Where does the other $1,299,999 of capital value go? In our example, $200 million of the $1.3 billion (15 percent) would go to the investors in Improbable Ventures—pension funds, endowments, and other institutional investors—to repay their invested capital. The remainder goes to the other investors, founders, and managers of the portfolio companies.
Even more importantly, the pharmaceutical industry gets $1.3 billion worth of new products. All of the people who have worked on those assets paid taxes from property to income, and will pay more in future. Products that make it to the market can provide billions in profits for investors (and the IRS) and alleviate the suffering of millions of patients.
Those new drugs represent real wealth that didn’t previously exist. They will save lives and put people back to work. Each successful product paves the way to the next generation of medicine. As patents expire—$103 billion (44 percent of 2011 sales) of branded drugs in the U.S. will shift to generic through 2016—the cost of medicine falls dramatically and permanently.
The importance of venture capital lies in its role as a catalyst in stimulating commercial innovation and renewal. The fund structure enables experienced managers to leverage their skills across multiple companies (and multiple headaches) and should not be a means of disenfranchising them from the favorable treatment that other startup team members enjoy.
Raising the federal tax on carried interest by more than 2.5 times, from 15 percent to more than 40 percent, would make tax strategy a major factor in maximizing venture capitalists’ take-home pay. When they turn their attention from building new companies to managing their tax problems, they spend more time with attorneys and less with entrepreneurs. Contrary to what people might think, VCs don’t have cadres of lawyers to do this work for them.
If both fees and carried interest are taxed as ordinary income, it makes sense for a manager to focus more on fees than carry, because fees are guaranteed up-front payments, not dependent on the results of risky investments. Carry, if it ever comes, has to be discounted for the time it takes to grow and exit a business.
The best way to insure access to future fees is not to lose investors’ money by sticking to safe investments. The best way to maximize returns from carry is to invest in the most exciting and innovative opportunities a manager can find. Changing the relative value of fees and carry moves venture capital away from risky and toward “safe” investments.
However, the government should encourage aggressive investment, because society benefits disproportionately when managers make risky bets on innovative teams and technologies. The system needs more “Black-Swan” type opportunities. These home-run companies reshape the commercial landscape and take the world in unexpected directions. They change the quality of our lives through the creation of electronic media and break-through medicines.
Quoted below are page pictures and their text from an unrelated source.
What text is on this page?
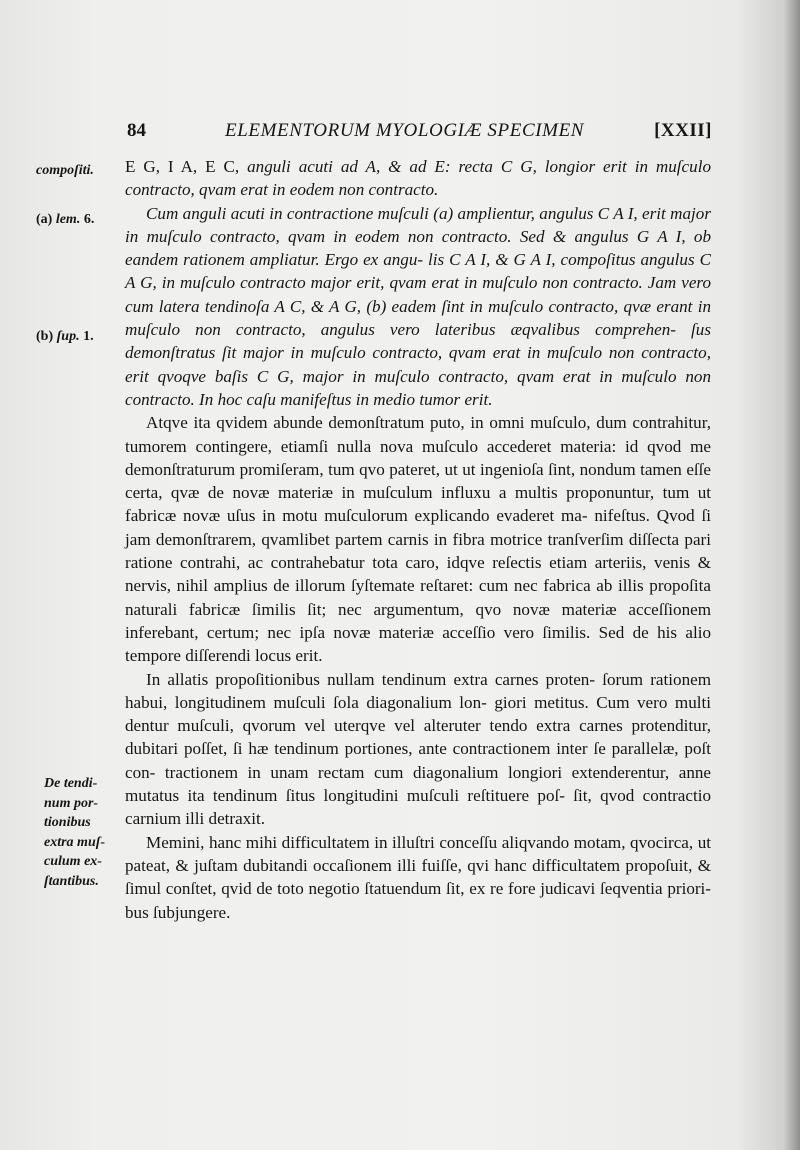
84	ELEMENTORUM MYOLOGIÆ SPECIMEN	[XXII]
compoſiti.
(a) lem. 6.
(b) ſup. 1.
De tendi-
num por-
tionibus
extra muſ-
culum ex-
ſtantibus.

E G, I A, E C, anguli acuti ad A, & ad E: recta C G, longior erit in muſculo contracto, qvam erat in eodem non contracto.

Cum anguli acuti in contractione muſculi (a) amplientur, angulus C A I, erit major in muſculo contracto, qvam in eodem non contracto. Sed & angulus G A I, ob eandem rationem ampliatur. Ergo ex angu- lis C A I, & G A I, compoſitus angulus C A G, in muſculo contracto major erit, qvam erat in muſculo non contracto. Jam vero cum latera tendinoſa A C, & A G, (b) eadem ſint in muſculo contracto, qvæ erant in muſculo non contracto, angulus vero lateribus æqvalibus comprehen- ſus demonſtratus ſit major in muſculo contracto, qvam erat in muſculo non contracto, erit qvoqve baſis C G, major in muſculo contracto, qvam erat in muſculo non contracto. In hoc caſu manifeſtus in medio tumor erit.

Atqve ita qvidem abunde demonſtratum puto, in omni muſculo, dum contrahitur, tumorem contingere, etiamſi nulla nova muſculo accederet materia: id qvod me demonſtraturum promiſeram, tum qvo pateret, ut ut ingenioſa ſint, nondum tamen eſſe certa, qvæ de novæ materiæ in muſculum influxu a multis proponuntur, tum ut fabricæ novæ uſus in motu muſculorum explicando evaderet ma- nifeſtus. Qvod ſi jam demonſtrarem, qvamlibet partem carnis in fibra motrice tranſverſim diſſecta pari ratione contrahi, ac contrahebatur tota caro, idqve reſectis etiam arteriis, venis & nervis, nihil amplius de illorum ſyſtemate reſtaret: cum nec fabrica ab illis propoſita naturali fabricæ ſimilis ſit; nec argumentum, qvo novæ materiæ acceſſionem inferebant, certum; nec ipſa novæ materiæ acceſſio vero ſimilis. Sed de his alio tempore diſſerendi locus erit.

In allatis propoſitionibus nullam tendinum extra carnes proten- ſorum rationem habui, longitudinem muſculi ſola diagonalium lon- giori metitus. Cum vero multi dentur muſculi, qvorum vel uterqve vel alteruter tendo extra carnes protenditur, dubitari poſſet, ſi hæ tendinum portiones, ante contractionem inter ſe parallelæ, poſt con- tractionem in unam rectam cum diagonalium longiori extenderentur, anne mutatus ita tendinum ſitus longitudini muſculi reſtituere poſ- ſit, qvod contractio carnium illi detraxit.

Memini, hanc mihi difficultatem in illuſtri conceſſu aliqvando motam, qvocirca, ut pateat, & juſtam dubitandi occaſionem illi fuiſſe, qvi hanc difficultatem propoſuit, & ſimul conſtet, qvid de toto negotio ſtatuendum ſit, ex re fore judicavi ſeqventia priori- bus ſubjungere.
Higher taxes on private equity and venture capital would be a step in the wrong direction, a disincentive for optimal behavior in a productive industry that is already struggling. The National Venture Capital Association estimates that the number of active venture funds has dropped by over a half since 2000, even more in the life-sciences sector, and the trend is expected to continue.
This is not the time to shift money and resources away from venture capital. The industry will create value that will more than compensate tax payers for their forbearance.